On the 30th of October 2019, the city council of the German city of Dreden approved the declaration of a “Nazi emergency”. The decision was taken after the consideration of Max Aschenbach, the local councillor that “the open democratic society is threatened. Right-wing extremist attitudes and actions are occurring with increasing frequency” as he told the BBC.
The most recent evidence of this ocurred three days before the approval of the declaration.
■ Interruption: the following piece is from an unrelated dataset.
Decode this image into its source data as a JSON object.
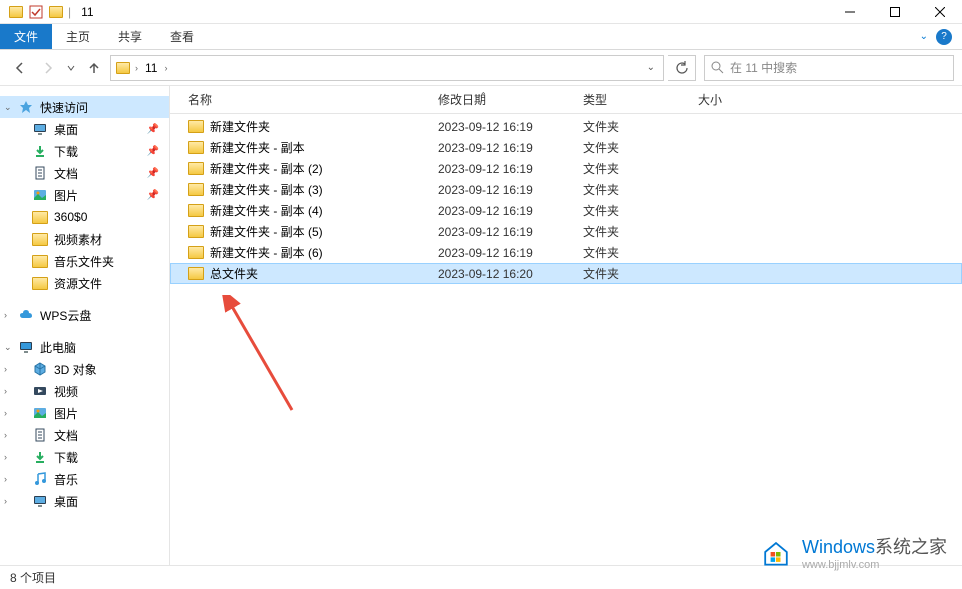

At the end of a demonstration in support of the kurdish population, a group of supporters of Dynamo Dresden football team assaulted the protestors while some of them were making the nazi salute, as local newspapers confirm.
The proposal of the councillor was approved by 39 votes to 29. It was supported by members of the Left Party, the environmentalist Greens, the center-left Social Democrats, the pro-business Free Democrats and left-wing satirical party ‘The Party’. However, not everyone agreed with this: Jan Donhauser, chairman of the CDU group on the council, told CNN the resolution was damaging to Dresden’s reputation and denied there was an emergency.
Nontheless, Dresden is the city where anti-Islam protests started after the 2015 Charlie Hebdo massacre in Paris. And even before that, in 2014, a extreme-right movement called Patriotic Europeans against the Islamization of the West (PEGIDA) emerged in this city, holding meetings regulary as this report of The Washington Post proves.
No matter if the measure is not binding, Mr Aschenbach took the decision of declaring a “Nazi emergency” as a way to point out a tendency -the rise and normalization of extreme right movements and parties in Europe- that is growing more and more along the continent. As the Climate emergency declaration is being proclaimed in different cities around the world, should this be the beggining of an intenational chain against extreme-right movements?